The G20 welcomed reports on the Blueprints for Pillar 1 and Pillar 2 by the G20 and Organisation for Economic Cooperation and Development’s (OECD) Inclusive Framework on Base Erosion and Profit Shifting (BEPS). The proposals outline new rules on where tax should be paid and a global minimum tax, which the OECD estimated would recoup $200 billion of revenue gains. Yet, the proposals fell far short of expectations. Alex Cobham of Tax Justice Network lambasted the reports as “tax haven lite” and argued that they indicated that the OECD is, “incapable of delivering the urgent tax reforms the world needs.” Tax justice campaigner and journalist Oliver Bullough pointed out that the new proposals would account for under half of the world’s annual losses to tax havens.

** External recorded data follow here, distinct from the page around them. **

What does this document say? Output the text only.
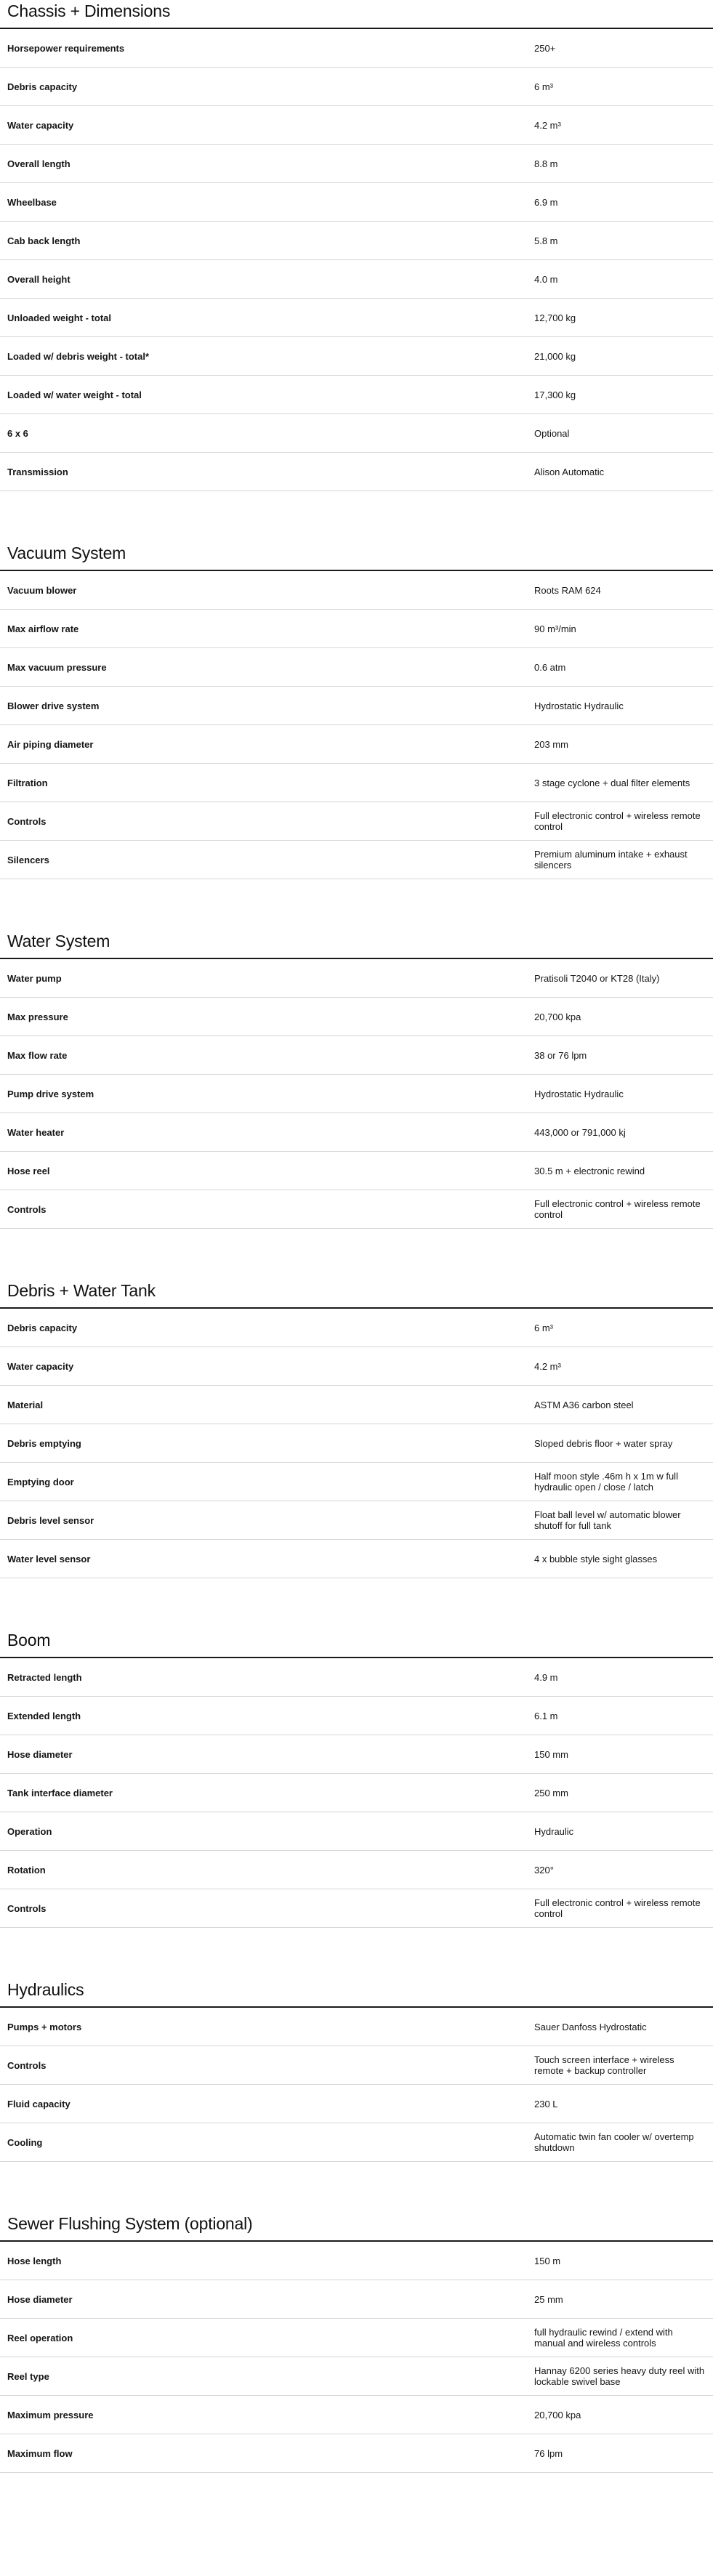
Chassis + Dimensions
Horsepower requirements	250+
Debris capacity	6 m³
Water capacity	4.2 m³
Overall length	8.8 m
Wheelbase	6.9 m
Cab back length	5.8 m
Overall height	4.0 m
Unloaded weight - total	12,700 kg
Loaded w/ debris weight - total*	21,000 kg
Loaded w/ water weight - total	17,300 kg
6 x 6	Optional
Transmission	Alison Automatic
Vacuum System
Vacuum blower	Roots RAM 624
Max airflow rate	90 m³/min
Max vacuum pressure	0.6 atm
Blower drive system	Hydrostatic Hydraulic
Air piping diameter	203 mm
Filtration	3 stage cyclone + dual filter elements
Controls	Full electronic control + wireless remote control
Silencers	Premium aluminum intake + exhaust silencers
Water System
Water pump	Pratisoli T2040 or KT28 (Italy)
Max pressure	20,700 kpa
Max flow rate	38 or 76 lpm
Pump drive system	Hydrostatic Hydraulic
Water heater	443,000 or 791,000 kj
Hose reel	30.5 m + electronic rewind
Controls	Full electronic control + wireless remote control
Debris + Water Tank
Debris capacity	6 m³
Water capacity	4.2 m³
Material	ASTM A36 carbon steel
Debris emptying	Sloped debris floor + water spray
Emptying door	Half moon style .46m h x 1m w full hydraulic open / close / latch
Debris level sensor	Float ball level w/ automatic blower shutoff for full tank
Water level sensor	4 x bubble style sight glasses
Boom
Retracted length	4.9 m
Extended length	6.1 m
Hose diameter	150 mm
Tank interface diameter	250 mm
Operation	Hydraulic
Rotation	320°
Controls	Full electronic control + wireless remote control
Hydraulics
Pumps + motors	Sauer Danfoss Hydrostatic
Controls	Touch screen interface + wireless remote + backup controller
Fluid capacity	230 L
Cooling	Automatic twin fan cooler w/ overtemp shutdown
Sewer Flushing System (optional)
Hose length	150 m
Hose diameter	25 mm
Reel operation	full hydraulic rewind / extend with manual and wireless controls
Reel type	Hannay 6200 series heavy duty reel with lockable swivel base
Maximum pressure	20,700 kpa
Maximum flow	76 lpm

Even these piecemeal proposals have yet to be agreed, with the G20 communiqué urging parties to “address the remaining issues with a view to reaching a global and consensus-based solution by mid-2021.” This is despite the OECD’s own warning that developing countries dealing with costs of the pandemic could face a double blow from escalating trade wars unless international talks on tax rules are successful.

Unsurprisingly, the G20’s communiqué was once again silent on the matter of a new issuance of the IMF’s reserve currency, Special Drawing Rights (SDRs), which was previously opposed by both the US and India (see G20 communiqué analysis, Spring Meetings 2020). This comes amidst reports that the IMF and World Bank’s Covid-19 response financing has come nowhere near the required $2.5 trillion to meet immediate Covid-19 financing needs. When asked about this during the press briefing, Al-Jadaan emphasised that the G20 will, “continue to ask…the IMF to explore every option possible to ensure we provide support to countries in need, including through ways of issuing Special Drawing Rights.” An SDR issuance would easily cover the costs of multilateral debt cancellation.

Writing at the start of the Annual Meetings, the Ghanaian Finance Minister and Chair of the G24, Ken Ofori-Atta, highlighted that G20 countries have already spent more than $10 trillion on recovery and economic stimulus packages for their own economies. Ahead of the G20 meeting, he critiqued the US for opposing an issuance of SDRs and China for blocking progress on debt relief, which has stymied the multilateral response, asking, “Where is the fierce urgency for change in a global event of this scale?” It is clear that the G20 as yet has no answer to this question.